Practically, that means:

Intent is a signed, human-readable statement that travels with every meaningful action request
Capability-based authorisation (think UCAN-style rights) that is narrow, time-boxed, and purpose-bound
Policy-as-code that governs tools, targets, budgets, and irreversible actions
Decision trace envelopes (UDIDs) that capture what was used as evidence, what was inferred, what was authorised, and what executed
Simulation before execution for anything with meaningful downside

This is how you keep utility without pretending you can eliminate risk.

You don’t “solve” prompt injection. You design so prompt injection can’t turn into a bank transfer.

The roadmap nobody wants to hear (but everyone needs)

If you’re shipping assistants that can act in the world, the safe rollout isn’t glamorous:

Phase 1: read-only copilots (research, drafting, summarisation)
Phase 2: write operations behind approval (send, submit, commit, pay)
Phase 3: bounded automation (caps, allowlists, rate limits, reversible-by-design)
Phase 4: continuous autonomy only inside tightly typed domains where policies are mature and outcomes are auditable

This is not “slowing down innovation.” It’s acknowledging that delegation is a form of power, and power needs governance.

What we think will win

The winners won’t be the assistants that sound most human.

They’ll be the systems that make delegation legible:

what the agent is allowed to do
what it is trying to do
what it actually did
who authorised it
what evidence it used
how to unwind it when it goes wrong

In other words: trust that’s engineered, not implied.

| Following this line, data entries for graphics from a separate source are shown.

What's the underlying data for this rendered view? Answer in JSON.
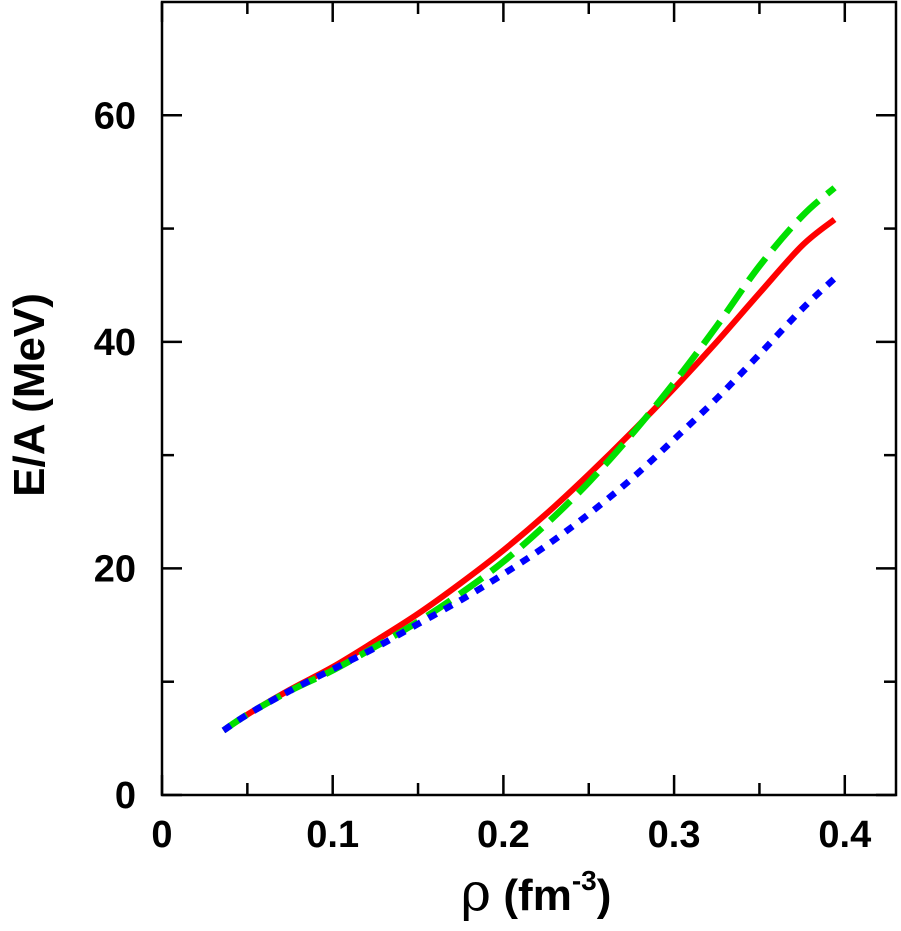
{
  "chart_data": {
    "type": "line",
    "title": "",
    "xlabel": {
      "symbol": "ρ",
      "text": " (fm",
      "sup": "-3",
      "close": ")"
    },
    "ylabel": "E/A (MeV)",
    "xlim": [
      0,
      0.43
    ],
    "ylim": [
      0,
      70
    ],
    "x_ticks_major": [
      0,
      0.1,
      0.2,
      0.3,
      0.4
    ],
    "x_tick_labels": [
      "0",
      "0.1",
      "0.2",
      "0.3",
      "0.4"
    ],
    "x_ticks_minor": [
      0.05,
      0.15,
      0.25,
      0.35
    ],
    "y_ticks_major": [
      0,
      20,
      40,
      60
    ],
    "y_tick_labels": [
      "0",
      "20",
      "40",
      "60"
    ],
    "y_ticks_minor": [
      10,
      30,
      50
    ],
    "grid": false,
    "series": [
      {
        "name": "solid",
        "style": "solid",
        "color": "#ff0000",
        "x": [
          0.036,
          0.05,
          0.075,
          0.1,
          0.125,
          0.15,
          0.175,
          0.2,
          0.225,
          0.25,
          0.275,
          0.3,
          0.325,
          0.35,
          0.375,
          0.394
        ],
        "y": [
          5.7,
          7.1,
          9.3,
          11.3,
          13.6,
          16.0,
          18.7,
          21.6,
          24.8,
          28.3,
          32.0,
          35.9,
          40.0,
          44.3,
          48.5,
          50.8
        ]
      },
      {
        "name": "dashed",
        "style": "dashed",
        "color": "#00e000",
        "x": [
          0.036,
          0.05,
          0.075,
          0.1,
          0.125,
          0.15,
          0.175,
          0.2,
          0.225,
          0.25,
          0.275,
          0.3,
          0.325,
          0.35,
          0.375,
          0.394
        ],
        "y": [
          5.7,
          7.1,
          9.2,
          11.0,
          13.1,
          15.3,
          17.8,
          20.6,
          23.9,
          27.6,
          31.8,
          36.4,
          41.4,
          46.7,
          51.1,
          53.6
        ]
      },
      {
        "name": "dotted",
        "style": "dotted",
        "color": "#0000ff",
        "x": [
          0.036,
          0.05,
          0.075,
          0.1,
          0.125,
          0.15,
          0.175,
          0.2,
          0.225,
          0.25,
          0.275,
          0.3,
          0.325,
          0.35,
          0.375,
          0.394
        ],
        "y": [
          5.7,
          7.1,
          9.2,
          11.1,
          13.0,
          15.1,
          17.2,
          19.5,
          22.0,
          24.8,
          27.9,
          31.4,
          35.0,
          38.9,
          42.9,
          45.6
        ]
      }
    ]
  }
}
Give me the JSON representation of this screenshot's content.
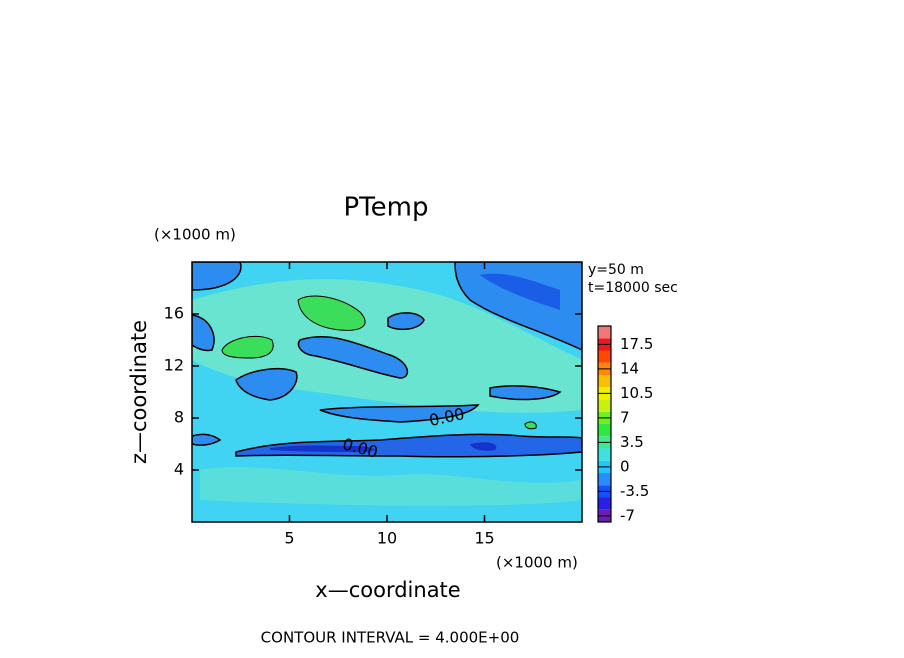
{
  "chart_data": {
    "type": "contour",
    "title": "PTemp",
    "x_label": "x—coordinate",
    "y_label": "z—coordinate",
    "x_unit": "(×1000 m)",
    "y_unit": "(×1000 m)",
    "info": [
      "y=50 m",
      "t=18000 sec"
    ],
    "footer": "CONTOUR INTERVAL = 4.000E+00",
    "contour_labels": [
      "0.00",
      "0.00"
    ],
    "xlim": [
      0,
      20
    ],
    "xticks": [
      5,
      10,
      15
    ],
    "ylim": [
      0,
      20
    ],
    "yticks": [
      4,
      8,
      12,
      16
    ],
    "colorbar": {
      "lim": [
        -7.875,
        20.125
      ],
      "ticks": [
        -7,
        -3.5,
        0,
        3.5,
        7,
        10.5,
        14,
        17.5
      ],
      "colors": [
        "#6a1fb0",
        "#2a20e8",
        "#1450ff",
        "#2a8cff",
        "#24c4ff",
        "#3fe0e0",
        "#40e890",
        "#30e840",
        "#70f020",
        "#c8f010",
        "#f0f000",
        "#f8c000",
        "#ff8800",
        "#ff4800",
        "#f01818",
        "#f07878"
      ]
    }
  }
}
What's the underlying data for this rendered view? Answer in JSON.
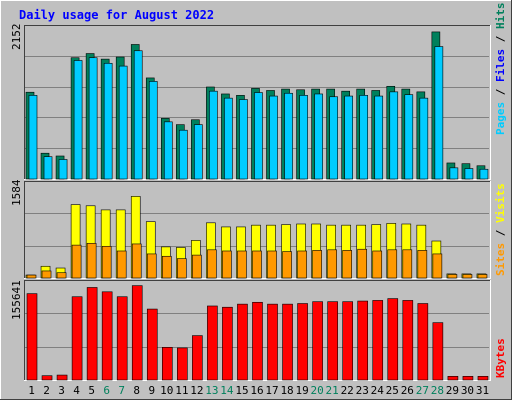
{
  "chart_data": {
    "type": "bar",
    "title": "Daily usage for August 2022",
    "categories": [
      "1",
      "2",
      "3",
      "4",
      "5",
      "6",
      "7",
      "8",
      "9",
      "10",
      "11",
      "12",
      "13",
      "14",
      "15",
      "16",
      "17",
      "18",
      "19",
      "20",
      "21",
      "22",
      "23",
      "24",
      "25",
      "26",
      "27",
      "28",
      "29",
      "30",
      "31"
    ],
    "weekend_days": [
      "6",
      "7",
      "13",
      "14",
      "20",
      "21",
      "27",
      "28"
    ],
    "panels": [
      {
        "name": "hits",
        "ymax_label": "2152",
        "ymax": 2152,
        "series": [
          {
            "name": "Hits",
            "color": "#00805C",
            "values": [
              1245,
              370,
              330,
              1740,
              1800,
              1720,
              1750,
              1930,
              1450,
              870,
              780,
              850,
              1320,
              1220,
              1200,
              1300,
              1270,
              1290,
              1280,
              1290,
              1290,
              1260,
              1290,
              1270,
              1330,
              1290,
              1250,
              2110,
              230,
              220,
              190
            ]
          },
          {
            "name": "Files",
            "color": "#0000FF",
            "values": [
              0,
              0,
              0,
              0,
              0,
              0,
              0,
              0,
              0,
              0,
              0,
              0,
              0,
              0,
              0,
              0,
              0,
              0,
              0,
              0,
              0,
              0,
              0,
              0,
              0,
              0,
              0,
              0,
              0,
              0,
              0
            ]
          },
          {
            "name": "Pages",
            "color": "#00CCFF",
            "values": [
              1200,
              320,
              280,
              1700,
              1740,
              1660,
              1620,
              1840,
              1400,
              820,
              700,
              780,
              1260,
              1160,
              1140,
              1240,
              1190,
              1230,
              1200,
              1220,
              1180,
              1190,
              1200,
              1190,
              1250,
              1210,
              1160,
              1900,
              160,
              150,
              140
            ]
          }
        ]
      },
      {
        "name": "visits",
        "ymax_label": "1584",
        "ymax": 1584,
        "series": [
          {
            "name": "Visits",
            "color": "#FFFF00",
            "values": [
              50,
              200,
              170,
              1250,
              1230,
              1160,
              1160,
              1390,
              960,
              530,
              520,
              640,
              940,
              870,
              870,
              900,
              900,
              910,
              920,
              920,
              900,
              900,
              900,
              910,
              930,
              920,
              900,
              630,
              70,
              70,
              70
            ]
          },
          {
            "name": "Sites",
            "color": "#FF9900",
            "values": [
              50,
              120,
              90,
              560,
              590,
              540,
              460,
              580,
              410,
              370,
              330,
              390,
              480,
              460,
              460,
              460,
              460,
              450,
              460,
              470,
              480,
              470,
              490,
              460,
              480,
              480,
              470,
              410,
              60,
              60,
              60
            ]
          }
        ]
      },
      {
        "name": "kbytes",
        "ymax_label": "155641",
        "ymax": 155641,
        "series": [
          {
            "name": "KBytes",
            "color": "#FF0000",
            "values": [
              140000,
              7000,
              8000,
              135000,
              150000,
              143000,
              135000,
              153000,
              115000,
              53000,
              52000,
              72000,
              120000,
              118000,
              123000,
              126000,
              123000,
              123000,
              124000,
              127000,
              127000,
              127000,
              128000,
              129000,
              132000,
              129000,
              124000,
              93000,
              6000,
              6000,
              6000
            ]
          }
        ]
      }
    ],
    "right_labels": {
      "hits_panel": [
        {
          "text": "Pages",
          "color": "#00CCFF"
        },
        {
          "text": " / ",
          "color": "#000000"
        },
        {
          "text": "Files",
          "color": "#0000FF"
        },
        {
          "text": " / ",
          "color": "#000000"
        },
        {
          "text": "Hits",
          "color": "#00805C"
        }
      ],
      "visits_panel": [
        {
          "text": "Sites",
          "color": "#FF9900"
        },
        {
          "text": " / ",
          "color": "#000000"
        },
        {
          "text": "Visits",
          "color": "#FFFF00"
        }
      ],
      "kbytes_panel": [
        {
          "text": "KBytes",
          "color": "#FF0000"
        }
      ]
    },
    "colors": {
      "background": "#C0C0C0",
      "title": "#0000FF",
      "weekday_label": "#000000",
      "weekend_label": "#00805C",
      "grid": "#808080"
    },
    "grid": true
  }
}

That’s the line we are drawing for Qi. Not because it’s safer marketing. Because it’s the only way this category scales without turning every early adopter into a soft target.

Reflective questions

Which three actions in your workflow have the highest blast radius if delegated badly?
What would you require as “receipts” before you let an agent execute those actions unattended?
If your assistant gets hijacked by content, what’s the first permission you wish it didn’t have?